Re: [WIP PATCH] Manual rename correction

Jeff King <peff@xxxxxxxx> · Tue, 31 Jul 2012 15:23:42 -0400

On Tue, Jul 31, 2012 at 09:32:49AM -0700, Junio C Hamano wrote:

> Nguyen Thai Ngoc Duy <pclouds@xxxxxxxxx> writes:
> 
> > The above output is done with "git diff --manual-rename=foo A B"
> > and "foo" contains (probably not in the best format though)
> >
> > -- 8< --
> > attr.c dir.c
> > dir.c attr.c
> > -- 8< --
> > ...
> > Comments?
> 
> It is a good direction to go in, I would think, to give users a way
> to explicitly tell that "in comparison between these two trees, I
> know path B in the postimage corresponds to path A in the preimage".

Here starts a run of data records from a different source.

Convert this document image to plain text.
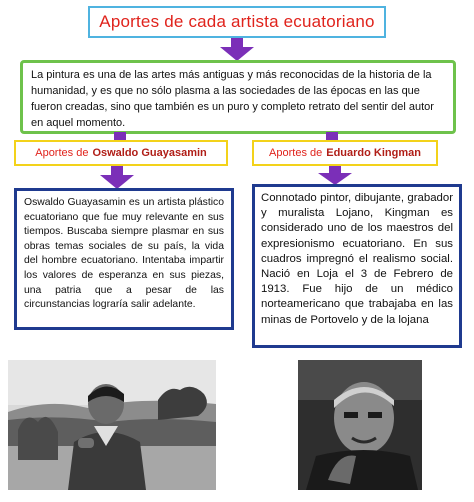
Aportes de cada artista ecuatoriano
La pintura es una de las artes más antiguas y más reconocidas de la historia de la humanidad, y es que no sólo plasma a las sociedades de las épocas en las que fueron creadas, sino que también es un puro y completo retrato del sentir del autor en aquel momento.
Aportes de Oswaldo Guayasamin	Aportes de Eduardo Kingman
Oswaldo Guayasamin es un artista plástico ecuatoriano que fue muy relevante en sus tiempos. Buscaba siempre plasmar en sus obras temas sociales de su país, la vida del hombre ecuatoriano. Intentaba impartir los valores de esperanza en sus piezas, una patria que a pesar de las circunstancias lograría salir adelante.
Connotado pintor, dibujante, grabador y muralista Lojano, Kingman es considerado uno de los maestros del expresionismo ecuatoriano. En sus cuadros impregnó el realismo social. Nació en Loja el 3 de Febrero de 1913. Fue hijo de un médico norteamericano que trabajaba en las minas de Portovelo y de la lojana
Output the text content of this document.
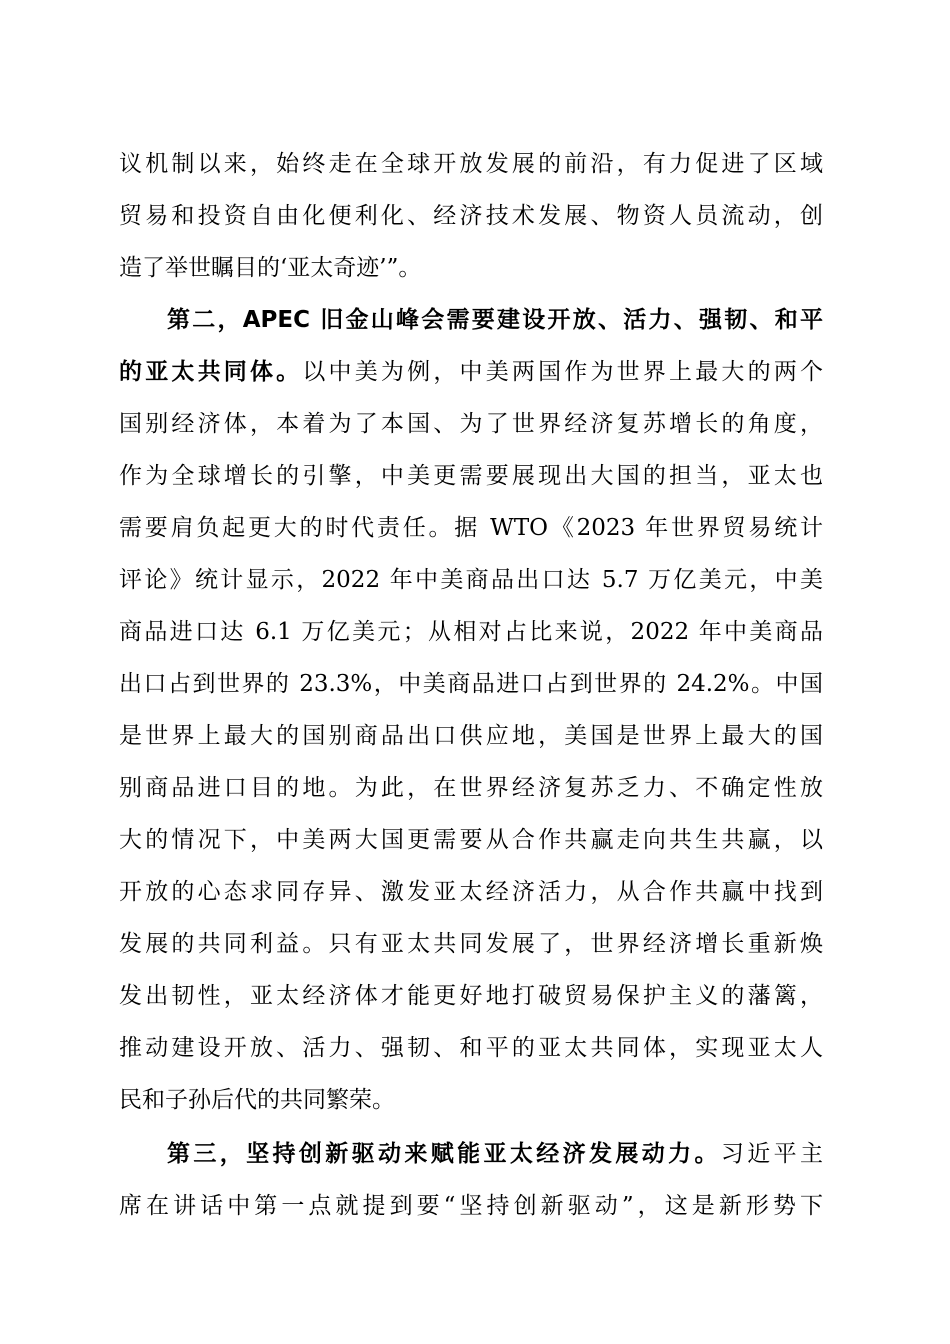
议机制以来，始终走在全球开放发展的前沿，有力促进了区域
贸易和投资自由化便利化、经济技术发展、物资人员流动，创
造了举世瞩目的‘亚太奇迹’”。
第二，APEC 旧金山峰会需要建设开放、活力、强韧、和平
的亚太共同体。以中美为例，中美两国作为世界上最大的两个
国别经济体，本着为了本国、为了世界经济复苏增长的角度，
作为全球增长的引擎，中美更需要展现出大国的担当，亚太也
需要肩负起更大的时代责任。据 WTO《2023 年世界贸易统计
评论》统计显示，2022 年中美商品出口达 5.7 万亿美元，中美
商品进口达 6.1 万亿美元；从相对占比来说，2022 年中美商品
出口占到世界的 23.3%，中美商品进口占到世界的 24.2%。中国
是世界上最大的国别商品出口供应地，美国是世界上最大的国
别商品进口目的地。为此，在世界经济复苏乏力、不确定性放
大的情况下，中美两大国更需要从合作共赢走向共生共赢，以
开放的心态求同存异、激发亚太经济活力，从合作共赢中找到
发展的共同利益。只有亚太共同发展了，世界经济增长重新焕
发出韧性，亚太经济体才能更好地打破贸易保护主义的藩篱，
推动建设开放、活力、强韧、和平的亚太共同体，实现亚太人
民和子孙后代的共同繁荣。
第三，坚持创新驱动来赋能亚太经济发展动力。习近平主
席在讲话中第一点就提到要“坚持创新驱动”，这是新形势下
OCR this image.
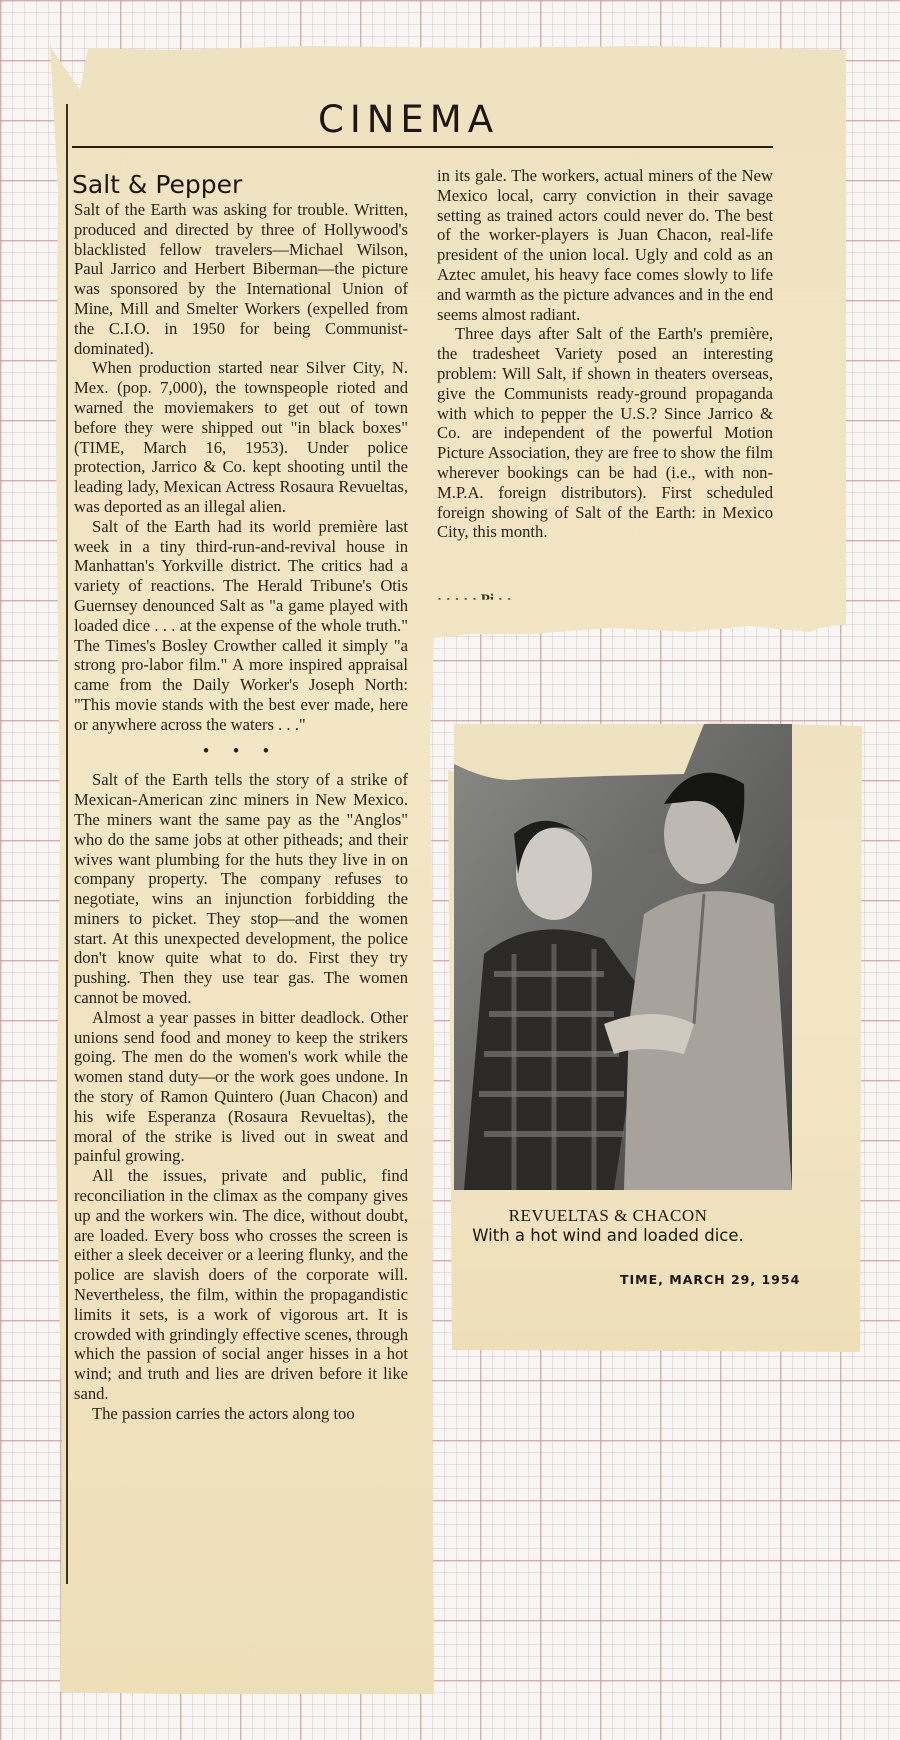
CINEMA
Salt & Pepper

Salt of the Earth was asking for trouble. Written, produced and directed by three of Hollywood's blacklisted fellow travelers—Michael Wilson, Paul Jarrico and Herbert Biberman—the picture was sponsored by the International Union of Mine, Mill and Smelter Workers (expelled from the C.I.O. in 1950 for being Communist-dominated).

When production started near Silver City, N. Mex. (pop. 7,000), the townspeople rioted and warned the moviemakers to get out of town before they were shipped out "in black boxes" (TIME, March 16, 1953). Under police protection, Jarrico & Co. kept shooting until the leading lady, Mexican Actress Rosaura Revueltas, was deported as an illegal alien.

Salt of the Earth had its world première last week in a tiny third-run-and-revival house in Manhattan's Yorkville district. The critics had a variety of reactions. The Herald Tribune's Otis Guernsey denounced Salt as "a game played with loaded dice . . . at the expense of the whole truth." The Times's Bosley Crowther called it simply "a strong pro-labor film." A more inspired appraisal came from the Daily Worker's Joseph North: "This movie stands with the best ever made, here or anywhere across the waters . . ."

• • •

Salt of the Earth tells the story of a strike of Mexican-American zinc miners in New Mexico. The miners want the same pay as the "Anglos" who do the same jobs at other pitheads; and their wives want plumbing for the huts they live in on company property. The company refuses to negotiate, wins an injunction forbidding the miners to picket. They stop—and the women start. At this unexpected development, the police don't know quite what to do. First they try pushing. Then they use tear gas. The women cannot be moved.

Almost a year passes in bitter deadlock. Other unions send food and money to keep the strikers going. The men do the women's work while the women stand duty—or the work goes undone. In the story of Ramon Quintero (Juan Chacon) and his wife Esperanza (Rosaura Revueltas), the moral of the strike is lived out in sweat and painful growing.

All the issues, private and public, find reconciliation in the climax as the company gives up and the workers win. The dice, without doubt, are loaded. Every boss who crosses the screen is either a sleek deceiver or a leering flunky, and the police are slavish doers of the corporate will. Nevertheless, the film, within the propagandistic limits it sets, is a work of vigorous art. It is crowded with grindingly effective scenes, through which the passion of social anger hisses in a hot wind; and truth and lies are driven before it like sand.

The passion carries the actors along too

in its gale. The workers, actual miners of the New Mexico local, carry conviction in their savage setting as trained actors could never do. The best of the worker-players is Juan Chacon, real-life president of the union local. Ugly and cold as an Aztec amulet, his heavy face comes slowly to life and warmth as the picture advances and in the end seems almost radiant.

Three days after Salt of the Earth's première, the tradesheet Variety posed an interesting problem: Will Salt, if shown in theaters overseas, give the Communists ready-ground propaganda with which to pepper the U.S.? Since Jarrico & Co. are independent of the powerful Motion Picture Association, they are free to show the film wherever bookings can be had (i.e., with non-M.P.A. foreign distributors). First scheduled foreign showing of Salt of the Earth: in Mexico City, this month.

REVUELTAS & CHACON
With a hot wind and loaded dice.
TIME, MARCH 29, 1954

I do not think that is the right direction. Let's imagine that I have a
commit "A" and I annotate it (via notes or whatever) to say "between
A^^{tree} and A^{tree}, foo.c became bar.c". That will help me when
doing "git show" or "git log". But it will not help me when I later try
to merge "A" (or its descendent). In that case, I will compute the diff
between "A" and the merge-base (or worse, some descendent of "A" and the
merge-base), and I will miss this hint entirely.

A much better hint is to annotate pairs of sha1s, to say "do not bother
doing inexact rename correlation on this pair; I promise that they have
value N". Then it will find that pair no matter which trees or commits
are being diffed, and it will do so relatively inexpensively[1].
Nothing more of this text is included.